A better solution is to cut your own strips of glass cloth from the same 6-oz. fabric used to sheath the hull. I roll mine out on a flat piece of scrap ply, and slice with a razor knife it into strips cut on the bias, so that it will easiely bend into curved areas and not unravel before you can wet it out. The trick to getting the invisible edge is to first tape off the perimeter of the area to be glassed with masking tape, after sanding and cleaning all surfaces, and then lay the cloth on top of the tape so that it overlaps the inside edges - see below:

The cloth is then saturated with epoxy resin, making sure it is completely wetted out even over the edge of the tape. After it has a few minutes to soak into the weave, I then squee-gee out the excess to keep from building up puddles in the keel.

It's important not to get too far away from the project after doing this, as you have to catch the epoxy at just the right stage of cure in order to cut it and pull the tape before it gets too hard. This timing is dependant on the temperature and the speed of the hardener you are using. If you try to cut the cloth too soon, it will pull away even in the areas where you want it. Usually it's about right when it's still sticky to the touch, but the overlapping excess areas require a firm tug to peel away from the wood. Use a sharp razor knife to cut just inside the perimeter of the tape, and pull the tape and excess cloth away all together.

The next step is to go ahead and second coat the remaining fiberglass while the first coat is still tacky. Then it can wait until full cure, when you can then lightly sand it and and apply a third coat. The finished fiberglass job should be come out neat and the cloth will be nearly invisible.

This method of glassing small areas is so much neater that I also use it on the exterior that will be later painted. It is especially useful for glassing in limited areas like the extra reinforcing layers added to the exterior of the keel, skeg, and stem post.

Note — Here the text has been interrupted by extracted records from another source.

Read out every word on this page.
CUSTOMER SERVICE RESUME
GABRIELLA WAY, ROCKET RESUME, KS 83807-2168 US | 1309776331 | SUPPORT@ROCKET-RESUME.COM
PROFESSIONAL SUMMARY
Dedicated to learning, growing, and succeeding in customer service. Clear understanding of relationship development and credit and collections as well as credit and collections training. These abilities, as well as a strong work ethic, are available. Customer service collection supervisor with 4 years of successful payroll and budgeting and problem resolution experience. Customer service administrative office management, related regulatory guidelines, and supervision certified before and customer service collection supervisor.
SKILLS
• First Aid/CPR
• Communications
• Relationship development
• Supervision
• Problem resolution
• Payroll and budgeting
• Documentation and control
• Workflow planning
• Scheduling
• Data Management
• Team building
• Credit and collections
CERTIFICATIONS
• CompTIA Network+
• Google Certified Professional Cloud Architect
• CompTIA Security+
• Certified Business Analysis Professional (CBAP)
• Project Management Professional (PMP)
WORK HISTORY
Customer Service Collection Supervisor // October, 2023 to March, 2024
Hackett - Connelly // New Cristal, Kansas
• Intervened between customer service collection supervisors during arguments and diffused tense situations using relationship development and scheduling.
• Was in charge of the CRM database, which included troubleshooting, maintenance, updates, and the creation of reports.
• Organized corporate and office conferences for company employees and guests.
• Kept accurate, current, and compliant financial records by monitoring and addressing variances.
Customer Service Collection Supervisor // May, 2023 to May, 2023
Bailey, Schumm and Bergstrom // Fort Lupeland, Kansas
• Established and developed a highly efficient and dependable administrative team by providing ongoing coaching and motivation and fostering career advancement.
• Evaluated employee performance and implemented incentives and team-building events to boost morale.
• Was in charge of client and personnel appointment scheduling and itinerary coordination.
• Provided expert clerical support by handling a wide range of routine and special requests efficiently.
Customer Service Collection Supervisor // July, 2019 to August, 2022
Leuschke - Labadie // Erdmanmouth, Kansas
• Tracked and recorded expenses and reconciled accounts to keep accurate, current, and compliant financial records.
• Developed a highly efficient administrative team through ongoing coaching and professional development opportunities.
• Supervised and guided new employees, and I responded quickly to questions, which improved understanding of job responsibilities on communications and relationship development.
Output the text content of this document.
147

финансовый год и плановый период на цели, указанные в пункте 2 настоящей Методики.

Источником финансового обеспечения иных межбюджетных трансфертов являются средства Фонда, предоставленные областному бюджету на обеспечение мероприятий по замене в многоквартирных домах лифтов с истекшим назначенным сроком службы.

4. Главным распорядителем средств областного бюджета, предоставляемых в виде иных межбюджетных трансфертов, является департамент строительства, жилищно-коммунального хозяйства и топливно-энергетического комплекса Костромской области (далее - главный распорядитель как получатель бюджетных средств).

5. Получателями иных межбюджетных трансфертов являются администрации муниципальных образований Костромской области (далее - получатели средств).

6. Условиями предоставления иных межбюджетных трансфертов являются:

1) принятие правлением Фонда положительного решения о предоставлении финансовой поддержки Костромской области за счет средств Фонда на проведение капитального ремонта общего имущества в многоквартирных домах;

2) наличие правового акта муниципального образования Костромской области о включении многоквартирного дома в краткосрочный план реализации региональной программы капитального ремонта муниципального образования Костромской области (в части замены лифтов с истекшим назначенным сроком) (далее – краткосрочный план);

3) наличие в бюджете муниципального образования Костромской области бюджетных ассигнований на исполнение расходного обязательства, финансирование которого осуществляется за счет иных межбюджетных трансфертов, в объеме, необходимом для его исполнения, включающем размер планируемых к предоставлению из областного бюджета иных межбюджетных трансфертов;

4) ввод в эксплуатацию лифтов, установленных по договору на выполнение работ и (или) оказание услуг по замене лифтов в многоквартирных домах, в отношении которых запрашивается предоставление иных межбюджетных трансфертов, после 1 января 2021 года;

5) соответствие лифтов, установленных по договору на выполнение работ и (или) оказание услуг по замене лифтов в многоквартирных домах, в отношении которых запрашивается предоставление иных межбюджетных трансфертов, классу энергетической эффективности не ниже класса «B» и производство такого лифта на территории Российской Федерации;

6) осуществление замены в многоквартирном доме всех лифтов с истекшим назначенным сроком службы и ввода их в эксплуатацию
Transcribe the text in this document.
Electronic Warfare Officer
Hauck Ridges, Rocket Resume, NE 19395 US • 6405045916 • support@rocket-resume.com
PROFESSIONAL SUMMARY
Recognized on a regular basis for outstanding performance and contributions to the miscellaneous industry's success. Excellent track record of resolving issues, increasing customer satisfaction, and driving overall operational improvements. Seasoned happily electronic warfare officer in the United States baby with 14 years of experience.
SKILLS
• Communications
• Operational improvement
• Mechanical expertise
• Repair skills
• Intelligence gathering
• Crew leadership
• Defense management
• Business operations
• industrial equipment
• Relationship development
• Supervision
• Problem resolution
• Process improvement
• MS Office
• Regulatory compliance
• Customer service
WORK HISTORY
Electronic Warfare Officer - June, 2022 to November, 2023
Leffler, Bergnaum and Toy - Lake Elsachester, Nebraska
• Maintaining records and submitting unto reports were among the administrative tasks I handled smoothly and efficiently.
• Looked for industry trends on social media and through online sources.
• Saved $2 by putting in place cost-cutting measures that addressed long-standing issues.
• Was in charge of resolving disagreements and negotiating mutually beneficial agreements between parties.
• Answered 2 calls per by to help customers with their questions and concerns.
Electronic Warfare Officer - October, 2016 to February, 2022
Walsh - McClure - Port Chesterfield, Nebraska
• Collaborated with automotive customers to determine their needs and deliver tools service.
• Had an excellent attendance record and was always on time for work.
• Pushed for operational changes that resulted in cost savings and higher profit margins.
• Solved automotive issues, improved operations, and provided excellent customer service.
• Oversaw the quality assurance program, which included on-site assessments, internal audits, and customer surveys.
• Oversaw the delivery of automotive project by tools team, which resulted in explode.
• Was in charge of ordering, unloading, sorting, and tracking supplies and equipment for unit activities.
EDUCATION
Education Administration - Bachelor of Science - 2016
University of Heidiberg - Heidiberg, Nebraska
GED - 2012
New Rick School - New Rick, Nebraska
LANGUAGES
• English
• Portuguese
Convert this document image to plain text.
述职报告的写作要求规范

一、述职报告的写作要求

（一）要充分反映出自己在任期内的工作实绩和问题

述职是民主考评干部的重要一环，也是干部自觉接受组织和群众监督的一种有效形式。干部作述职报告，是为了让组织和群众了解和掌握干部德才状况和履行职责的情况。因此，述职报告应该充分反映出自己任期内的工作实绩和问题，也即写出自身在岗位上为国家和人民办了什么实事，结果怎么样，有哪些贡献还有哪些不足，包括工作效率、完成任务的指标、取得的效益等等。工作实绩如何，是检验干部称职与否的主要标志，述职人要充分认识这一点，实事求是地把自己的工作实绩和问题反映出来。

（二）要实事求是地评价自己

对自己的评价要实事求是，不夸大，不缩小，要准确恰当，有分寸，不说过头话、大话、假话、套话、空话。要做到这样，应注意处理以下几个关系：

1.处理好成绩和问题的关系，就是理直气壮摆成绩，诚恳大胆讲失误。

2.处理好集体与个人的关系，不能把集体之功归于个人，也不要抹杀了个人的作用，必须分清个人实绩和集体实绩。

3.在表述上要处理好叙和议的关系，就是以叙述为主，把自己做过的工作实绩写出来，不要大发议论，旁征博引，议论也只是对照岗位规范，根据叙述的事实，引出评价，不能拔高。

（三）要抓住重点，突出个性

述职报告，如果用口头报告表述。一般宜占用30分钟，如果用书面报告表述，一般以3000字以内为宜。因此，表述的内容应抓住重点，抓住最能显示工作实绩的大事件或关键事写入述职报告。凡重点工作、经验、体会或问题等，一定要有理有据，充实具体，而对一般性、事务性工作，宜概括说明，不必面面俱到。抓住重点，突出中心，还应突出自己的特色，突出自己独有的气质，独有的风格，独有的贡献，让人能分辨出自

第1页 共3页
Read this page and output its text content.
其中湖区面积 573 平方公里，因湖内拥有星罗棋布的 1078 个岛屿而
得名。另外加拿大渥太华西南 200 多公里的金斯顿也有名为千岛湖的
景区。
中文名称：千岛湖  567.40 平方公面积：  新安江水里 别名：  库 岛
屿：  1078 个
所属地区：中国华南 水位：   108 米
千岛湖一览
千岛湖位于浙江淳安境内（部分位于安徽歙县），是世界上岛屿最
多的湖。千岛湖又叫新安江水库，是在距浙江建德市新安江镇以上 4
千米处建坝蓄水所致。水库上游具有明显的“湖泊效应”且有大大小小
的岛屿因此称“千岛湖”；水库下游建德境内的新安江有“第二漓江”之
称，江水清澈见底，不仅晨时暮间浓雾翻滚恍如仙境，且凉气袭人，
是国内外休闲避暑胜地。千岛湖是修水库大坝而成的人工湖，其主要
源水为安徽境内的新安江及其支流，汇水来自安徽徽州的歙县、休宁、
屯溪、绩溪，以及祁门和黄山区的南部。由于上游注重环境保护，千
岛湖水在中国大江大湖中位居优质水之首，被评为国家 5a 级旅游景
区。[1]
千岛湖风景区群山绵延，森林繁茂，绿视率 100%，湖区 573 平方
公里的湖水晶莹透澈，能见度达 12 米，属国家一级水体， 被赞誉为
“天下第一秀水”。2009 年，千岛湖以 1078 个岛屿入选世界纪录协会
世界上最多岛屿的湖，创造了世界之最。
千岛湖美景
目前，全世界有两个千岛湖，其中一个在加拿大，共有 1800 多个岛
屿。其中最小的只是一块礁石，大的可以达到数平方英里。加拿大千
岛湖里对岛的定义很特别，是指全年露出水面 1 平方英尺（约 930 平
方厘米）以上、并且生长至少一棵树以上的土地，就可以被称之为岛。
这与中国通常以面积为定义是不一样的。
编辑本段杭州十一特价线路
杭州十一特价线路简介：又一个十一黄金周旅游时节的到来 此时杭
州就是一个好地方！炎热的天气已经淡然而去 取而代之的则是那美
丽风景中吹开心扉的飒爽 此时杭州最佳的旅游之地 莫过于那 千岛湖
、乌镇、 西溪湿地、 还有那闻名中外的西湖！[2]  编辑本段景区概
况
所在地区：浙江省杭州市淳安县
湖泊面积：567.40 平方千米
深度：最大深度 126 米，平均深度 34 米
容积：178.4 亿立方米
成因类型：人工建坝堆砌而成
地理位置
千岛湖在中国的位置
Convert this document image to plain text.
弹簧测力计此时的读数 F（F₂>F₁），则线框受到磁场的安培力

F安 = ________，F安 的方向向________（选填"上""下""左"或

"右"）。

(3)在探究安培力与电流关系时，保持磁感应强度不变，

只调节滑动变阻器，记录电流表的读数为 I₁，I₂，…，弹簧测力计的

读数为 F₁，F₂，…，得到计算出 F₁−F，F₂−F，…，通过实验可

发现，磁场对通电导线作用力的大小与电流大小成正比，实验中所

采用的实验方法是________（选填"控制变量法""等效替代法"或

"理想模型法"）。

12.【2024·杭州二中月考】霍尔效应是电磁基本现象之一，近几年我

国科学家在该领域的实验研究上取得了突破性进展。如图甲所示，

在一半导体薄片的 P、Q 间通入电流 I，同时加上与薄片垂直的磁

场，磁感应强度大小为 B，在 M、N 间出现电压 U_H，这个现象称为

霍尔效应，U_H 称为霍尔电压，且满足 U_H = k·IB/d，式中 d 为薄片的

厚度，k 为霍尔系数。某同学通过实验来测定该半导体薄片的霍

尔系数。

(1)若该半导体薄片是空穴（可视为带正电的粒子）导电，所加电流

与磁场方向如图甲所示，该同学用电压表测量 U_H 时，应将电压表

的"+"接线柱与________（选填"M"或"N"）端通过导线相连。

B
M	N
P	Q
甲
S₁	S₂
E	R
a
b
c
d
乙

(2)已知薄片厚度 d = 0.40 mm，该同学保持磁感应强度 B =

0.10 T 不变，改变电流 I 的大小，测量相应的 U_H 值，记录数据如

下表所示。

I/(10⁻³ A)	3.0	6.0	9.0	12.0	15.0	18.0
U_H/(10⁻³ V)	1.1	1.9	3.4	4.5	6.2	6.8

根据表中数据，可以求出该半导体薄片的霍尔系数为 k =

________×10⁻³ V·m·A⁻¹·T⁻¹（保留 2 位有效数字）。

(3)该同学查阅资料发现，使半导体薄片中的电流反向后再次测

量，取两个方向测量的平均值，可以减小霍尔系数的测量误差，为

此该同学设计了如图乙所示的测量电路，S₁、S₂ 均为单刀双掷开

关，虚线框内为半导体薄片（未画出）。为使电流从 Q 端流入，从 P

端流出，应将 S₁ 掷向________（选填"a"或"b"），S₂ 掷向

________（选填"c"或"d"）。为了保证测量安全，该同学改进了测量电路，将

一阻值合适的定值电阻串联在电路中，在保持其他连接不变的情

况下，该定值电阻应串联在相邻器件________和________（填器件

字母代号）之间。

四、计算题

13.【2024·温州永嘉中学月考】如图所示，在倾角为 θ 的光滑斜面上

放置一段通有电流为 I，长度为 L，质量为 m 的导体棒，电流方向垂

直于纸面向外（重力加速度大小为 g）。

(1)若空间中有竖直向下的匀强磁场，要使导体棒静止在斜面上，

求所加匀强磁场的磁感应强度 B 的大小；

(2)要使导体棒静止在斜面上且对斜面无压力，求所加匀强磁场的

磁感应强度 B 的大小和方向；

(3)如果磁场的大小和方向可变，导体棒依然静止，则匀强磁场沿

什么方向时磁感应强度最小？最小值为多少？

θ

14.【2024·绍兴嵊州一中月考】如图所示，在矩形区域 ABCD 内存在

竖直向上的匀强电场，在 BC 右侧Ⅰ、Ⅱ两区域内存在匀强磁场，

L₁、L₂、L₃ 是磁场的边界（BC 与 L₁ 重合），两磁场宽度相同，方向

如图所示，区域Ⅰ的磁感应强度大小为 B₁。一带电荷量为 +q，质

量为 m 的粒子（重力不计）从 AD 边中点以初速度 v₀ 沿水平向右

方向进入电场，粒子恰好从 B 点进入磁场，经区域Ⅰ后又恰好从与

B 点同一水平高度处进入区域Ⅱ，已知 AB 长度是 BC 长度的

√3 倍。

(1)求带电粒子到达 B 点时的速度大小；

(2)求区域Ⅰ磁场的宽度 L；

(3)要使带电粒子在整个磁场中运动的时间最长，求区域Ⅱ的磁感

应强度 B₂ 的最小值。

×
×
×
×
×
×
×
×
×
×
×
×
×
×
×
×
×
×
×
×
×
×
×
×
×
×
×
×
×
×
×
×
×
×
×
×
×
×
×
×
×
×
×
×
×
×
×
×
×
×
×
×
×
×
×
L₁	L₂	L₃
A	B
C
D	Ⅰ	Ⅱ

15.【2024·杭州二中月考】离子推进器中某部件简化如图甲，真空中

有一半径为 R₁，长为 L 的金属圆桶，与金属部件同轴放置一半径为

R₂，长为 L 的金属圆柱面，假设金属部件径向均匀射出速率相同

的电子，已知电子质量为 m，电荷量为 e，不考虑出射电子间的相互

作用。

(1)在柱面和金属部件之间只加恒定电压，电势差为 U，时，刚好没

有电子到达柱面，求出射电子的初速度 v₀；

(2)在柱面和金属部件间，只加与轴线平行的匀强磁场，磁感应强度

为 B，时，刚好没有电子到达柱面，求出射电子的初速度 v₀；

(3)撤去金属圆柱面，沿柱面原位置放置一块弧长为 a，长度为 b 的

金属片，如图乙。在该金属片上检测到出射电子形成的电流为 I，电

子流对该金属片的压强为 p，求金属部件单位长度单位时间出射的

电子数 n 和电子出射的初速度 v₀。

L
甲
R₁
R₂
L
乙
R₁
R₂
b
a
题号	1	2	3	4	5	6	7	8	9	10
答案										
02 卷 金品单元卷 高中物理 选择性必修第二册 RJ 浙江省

Wednesday, January 02, 2008

Jib Panels Assembled

I finished the assembly of all the major panels for the jib sail this past Sunday. The reinforcing patches for the head, tack, and clew are all done too, as well as the patches for the reef point tack and clew. Getting to this stage went smoothly and took far less time than I anticipated. The shape of the sail came out just right, and the dimensions for luff, leech and foot are all correct. Shown below is the completed assembly. Remaining work includes finishing the leech and installing the leech line and cleats, finishing the foot edge, and finishing off the luff with the luff wire and and sail hanks. The tack and head will be reinforced with sewn brass rings laced to the wire end thimbles, and the clew and reef points will be form with pressed brass rings. All three corners also require hand-sewn leather reinforcement patches. I stopped work on the sail as the weather got better, and went outside to work on the starboard hull again. The jib will be finished perhaps later this week or the next time bad weather prevents epoxy and carpentry work.

Below is a close-up of the stitching detail at the tack of the sail. All corners and reef points are reinforced with the layered patches of cloth as shown here. Built of 7.5 oz. Supercruise Dacron, I have no doubt that this will be a long-lasting and strong headsail.